Mattr AI (Leandra Tejedor, Katie Chen, and Eden Adler): Datasets which might be used to coach AI fashions typically have problems with range, fairness, and completeness. Mattr AI addresses this with generative AI with a big language mannequin and steady diffusion fashions to enhance datasets.
Neuroscreen (Andrew Lu, Chonghua Xue, and Grant Robinson): Screening sufferers to doubtlessly be a part of a dementia scientific trial is expensive, typically takes years, and largely outcomes in an ineligibility. Neuroscreen employs AI to extra shortly assess sufferers’ dementia causes, resulting in extra profitable enrollment in scientific trials and therapy of situations.

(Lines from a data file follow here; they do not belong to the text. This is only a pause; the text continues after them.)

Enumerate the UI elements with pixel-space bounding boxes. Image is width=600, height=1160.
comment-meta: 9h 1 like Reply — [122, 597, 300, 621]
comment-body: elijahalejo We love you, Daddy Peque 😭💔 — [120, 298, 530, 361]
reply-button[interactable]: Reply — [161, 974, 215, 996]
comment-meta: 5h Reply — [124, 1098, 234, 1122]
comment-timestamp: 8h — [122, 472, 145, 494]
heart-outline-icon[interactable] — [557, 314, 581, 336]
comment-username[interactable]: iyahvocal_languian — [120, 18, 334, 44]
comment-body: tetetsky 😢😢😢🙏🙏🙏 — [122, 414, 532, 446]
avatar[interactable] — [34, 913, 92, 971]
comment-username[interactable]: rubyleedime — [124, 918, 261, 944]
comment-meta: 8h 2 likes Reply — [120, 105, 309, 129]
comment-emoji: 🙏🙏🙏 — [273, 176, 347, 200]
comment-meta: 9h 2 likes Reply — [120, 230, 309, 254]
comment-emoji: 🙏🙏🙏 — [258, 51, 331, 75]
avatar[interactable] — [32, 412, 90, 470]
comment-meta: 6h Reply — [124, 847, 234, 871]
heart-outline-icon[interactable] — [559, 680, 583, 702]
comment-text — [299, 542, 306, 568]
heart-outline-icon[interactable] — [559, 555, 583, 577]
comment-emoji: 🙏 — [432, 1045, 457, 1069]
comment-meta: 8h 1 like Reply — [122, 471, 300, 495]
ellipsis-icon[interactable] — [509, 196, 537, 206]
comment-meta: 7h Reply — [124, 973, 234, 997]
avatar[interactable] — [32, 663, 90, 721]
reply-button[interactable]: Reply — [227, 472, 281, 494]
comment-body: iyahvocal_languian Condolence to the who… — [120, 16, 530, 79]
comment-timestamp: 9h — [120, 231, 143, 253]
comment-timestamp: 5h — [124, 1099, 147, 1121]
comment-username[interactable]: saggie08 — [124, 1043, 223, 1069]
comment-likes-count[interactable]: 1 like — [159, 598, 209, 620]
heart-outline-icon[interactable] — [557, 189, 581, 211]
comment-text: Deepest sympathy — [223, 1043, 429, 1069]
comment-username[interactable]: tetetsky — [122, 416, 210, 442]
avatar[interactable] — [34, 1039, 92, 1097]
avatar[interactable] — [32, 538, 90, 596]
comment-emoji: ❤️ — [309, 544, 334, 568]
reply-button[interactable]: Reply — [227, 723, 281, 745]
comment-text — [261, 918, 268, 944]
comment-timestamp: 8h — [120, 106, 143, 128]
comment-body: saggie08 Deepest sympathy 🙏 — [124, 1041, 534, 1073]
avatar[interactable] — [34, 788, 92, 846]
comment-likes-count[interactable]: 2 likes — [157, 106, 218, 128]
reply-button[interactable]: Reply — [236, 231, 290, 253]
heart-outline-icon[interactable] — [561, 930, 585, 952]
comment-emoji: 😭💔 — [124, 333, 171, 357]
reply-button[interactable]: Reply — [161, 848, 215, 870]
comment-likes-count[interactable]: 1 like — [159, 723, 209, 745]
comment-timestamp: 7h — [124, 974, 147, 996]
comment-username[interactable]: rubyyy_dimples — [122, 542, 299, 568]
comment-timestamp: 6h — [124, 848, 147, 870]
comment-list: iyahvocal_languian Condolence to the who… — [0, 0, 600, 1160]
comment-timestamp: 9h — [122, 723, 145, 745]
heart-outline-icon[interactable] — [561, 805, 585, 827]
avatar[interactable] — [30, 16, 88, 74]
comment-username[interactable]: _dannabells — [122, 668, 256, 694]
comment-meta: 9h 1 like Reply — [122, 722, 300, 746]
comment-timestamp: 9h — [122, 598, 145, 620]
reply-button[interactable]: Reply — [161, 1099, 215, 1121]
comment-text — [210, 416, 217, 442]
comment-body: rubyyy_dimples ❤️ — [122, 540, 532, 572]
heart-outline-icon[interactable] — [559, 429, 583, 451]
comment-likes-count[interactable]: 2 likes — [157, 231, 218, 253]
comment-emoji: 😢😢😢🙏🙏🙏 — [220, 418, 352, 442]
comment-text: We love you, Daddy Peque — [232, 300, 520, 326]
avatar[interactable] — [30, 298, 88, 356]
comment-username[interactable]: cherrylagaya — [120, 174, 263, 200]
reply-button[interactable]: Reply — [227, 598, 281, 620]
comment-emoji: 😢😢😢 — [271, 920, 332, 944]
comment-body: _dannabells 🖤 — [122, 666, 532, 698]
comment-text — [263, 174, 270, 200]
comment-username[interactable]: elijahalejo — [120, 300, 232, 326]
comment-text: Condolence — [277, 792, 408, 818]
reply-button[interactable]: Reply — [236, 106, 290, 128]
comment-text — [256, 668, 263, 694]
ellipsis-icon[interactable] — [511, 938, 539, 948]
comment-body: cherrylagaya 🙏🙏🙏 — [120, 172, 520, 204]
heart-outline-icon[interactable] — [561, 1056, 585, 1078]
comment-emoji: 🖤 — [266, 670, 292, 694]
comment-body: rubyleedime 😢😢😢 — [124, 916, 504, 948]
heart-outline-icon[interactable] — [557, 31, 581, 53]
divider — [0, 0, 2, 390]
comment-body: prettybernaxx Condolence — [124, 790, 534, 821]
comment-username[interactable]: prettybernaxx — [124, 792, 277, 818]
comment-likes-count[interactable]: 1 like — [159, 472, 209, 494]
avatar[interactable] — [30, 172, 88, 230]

The Data Provenance Initiative (Naana Obeng-Marnu, Jad Kabbara, Shayne Longpre, William Brannon, and Robert Mahari): Datasets which might be used to coach AI fashions, significantly massive language fashions, typically have lacking or incorrect metadata, inflicting concern for authorized and moral points. The Data Provenance Initiative makes use of AI-assisted annotation to audit datasets, monitoring the lineage and authorized standing of information, enhancing knowledge transparency, legality, and moral issues round knowledge.
Theia (Jenny Yao, Hongze Bo, Jin Li, Ao Qu, and Hugo Huang): Scientific analysis, and on-line dialogue round it, typically happens in silos. Theia’s platform goals to carry these partitions down. Generative AI know-how will summarize papers and assist to information analysis instructions, offering a service for students in addition to the broader scientific neighborhood.
After the MIT Ignite competition, all 12 groups chosen to current had been invited to a networking occasion as a direct first step to creating their ideas and prototypes a actuality. Additionally, they had been invited to additional develop their ideas with the help of the Martin Trust Center for MIT Entrepreneurship by means of StartMIT or MIT Fuse and the MIT-IBM Watson AI Lab.
“In the months since I’ve arrived [at MIT], I’ve learned a lot about how MIT folks think about entrepreneurship and how it’s really built into everything that everyone at the Institute does, from first-year students to faculty to alumni — they are really motivated to get their ideas out into the world,” mentioned President Kornbluth. “Entrepreneurship is an essential element for our goal of organizing for positive impact.”